Descriptive Statistics of NYC Shooting Data

library(ggplot2)
library(readxl)
library(readr)
library(tidyverse)
library(dplyr)
library(sf)
library(plotly)
library(geojsonio)
library(knitr)
library(tidyr)
# Load the dataset
df_descriptive=read_csv("data_final.csv")
data_final <- read_csv("data_final.csv")

EDA sorted by neighborhood

Table showing Top 10 total incident NTA in Each Borough

# Table showing Top 10 total incident NTA in Each Borough
incident_by_nta_borough <- df_descriptive %>%
  drop_na() %>%
  group_by(BORO, NTA) %>%
  summarise(total_incidents = n()) %>%
  arrange(BORO, desc(total_incidents)) %>%
  group_by(BORO) %>%
  slice_max(n = 10, order_by = total_incidents) %>%
  select(-total_incidents) %>%
  group_by(BORO) %>%
  mutate(row_num = row_number()) %>%
  pivot_wider(names_from = BORO, values_from = NTA) %>%
  unnest(cols = c(BRONX, BROOKLYN, MANHATTAN, QUEENS, `STATEN ISLAND`)) %>%
  select(row_num, everything())%>%
  slice(1:10)

# Display the table in the desired format
kable(incident_by_nta_borough, caption = "Top 10 NTAs with Total Shooting Incidents in Each Borough (2017-2023)")
Top 10 NTAs with Total Shooting Incidents in Each Borough (2017-2023)
row_num BRONX BROOKLYN MANHATTAN QUEENS STATEN ISLAND
1 Mott Haven-Port Morris Brownsville East Harlem (North) Far Rockaway-Bayswater St. George-New Brighton
2 Mount Hope Bedford-Stuyvesant (East) Harlem (North) Baisley Park Tompkinsville-Stapleton-Clifton-Fox Hills
3 Tremont Crown Heights (North) East Harlem (South) Richmond Hill West New Brighton-Silver Lake-Grymes Hill
4 Mount Eden-Claremont (West) East New York-New Lots Harlem (South) Jamaica Mariner’s Harbor-Arlington-Graniteville
5 Concourse-Concourse Village East Flatbush-Remsen Village Washington Heights (South) Rockaway Beach-Arverne-Edgemere Annadale-Huguenot-Prince’s Bay-Woodrow
6 Williamsbridge-Olinville East New York (North) Chelsea-Hudson Yards St. Albans Port Richmond
7 Melrose Bedford-Stuyvesant (West) Hamilton Heights-Sugar Hill South Ozone Park Rosebank-Shore Acres-Park Hill
8 Belmont Canarsie Inwood Elmhurst Grasmere-Arrochar-South Beach-Dongan Hills
9 Longwood Coney Island-Sea Gate Chinatown-Two Bridges South Jamaica Great Kills-Eltingville
10 Fordham Heights East New York-City Line Washington Heights (North) Astoria (East)-Woodside (North) New Dorp-Midland Beach

Table showing Top 10 NTAs with the Highest Incident Rate

# Get the Top 10 NTAs with the Highest Incident Rate by Year
top_10_incident_rate <- df_descriptive %>%
  distinct(incident_rate_by_year_nta, .keep_all = TRUE) %>%
  filter(NTAType == 'Residential') %>%
  arrange(desc(incident_rate_by_year_nta)) %>%
  slice(1:10)

# Pull information for the Top 10 NTAs
top_10_nta_incident_rate <- top_10_incident_rate %>%
  select(NTA, BORO, incident_rate = incident_rate_by_year_nta,
         total_population = Total_population_nta,
         percent_poverty = Percent_poverty,
         percent_education = Percent_education)
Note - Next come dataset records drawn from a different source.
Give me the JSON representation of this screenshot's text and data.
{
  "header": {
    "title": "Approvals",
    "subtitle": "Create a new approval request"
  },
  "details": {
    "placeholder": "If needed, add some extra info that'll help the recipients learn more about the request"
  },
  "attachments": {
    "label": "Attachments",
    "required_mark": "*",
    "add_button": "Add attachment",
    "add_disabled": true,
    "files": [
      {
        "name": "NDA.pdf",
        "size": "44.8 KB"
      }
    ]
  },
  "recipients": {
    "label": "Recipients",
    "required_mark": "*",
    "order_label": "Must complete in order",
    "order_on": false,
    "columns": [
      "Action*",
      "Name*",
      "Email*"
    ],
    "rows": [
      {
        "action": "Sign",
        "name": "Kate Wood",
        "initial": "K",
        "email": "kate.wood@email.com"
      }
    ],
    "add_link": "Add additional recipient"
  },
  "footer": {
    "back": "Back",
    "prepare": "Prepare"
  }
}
# Display the table in the desired format
kable(top_10_nta_incident_rate, digits = 6, caption = "Top 10 NTAs with the Highest Incident Rate by Year in Each Borough")
Top 10 NTAs with the Highest Incident Rate by Year in Each Borough
NTA BORO incident_rate total_population percent_poverty percent_education
Claremont Village-Claremont (East) BRONX 0.187350 24553 43.2 61.7
Brownsville BROOKLYN 0.153795 60470 37.2 76.9
Tremont BRONX 0.118196 32150 36.3 71.4
Inwood MANHATTAN 0.115706 36299 15.3 77.0
East New York-New Lots BROOKLYN 0.107539 53004 25.3 82.6
Hunts Point BRONX 0.105743 15131 34.3 72.2
Mount Eden-Claremont (West) BRONX 0.100703 49651 31.8 67.9
Brownsville BROOKLYN 0.099223 60470 37.2 76.9
Brownsville BROOKLYN 0.097569 60470 37.2 76.9
Tremont BRONX 0.096423 32150 36.3 71.4

Plot Total Number of Incidents Across NYC BOROs (2017-2023)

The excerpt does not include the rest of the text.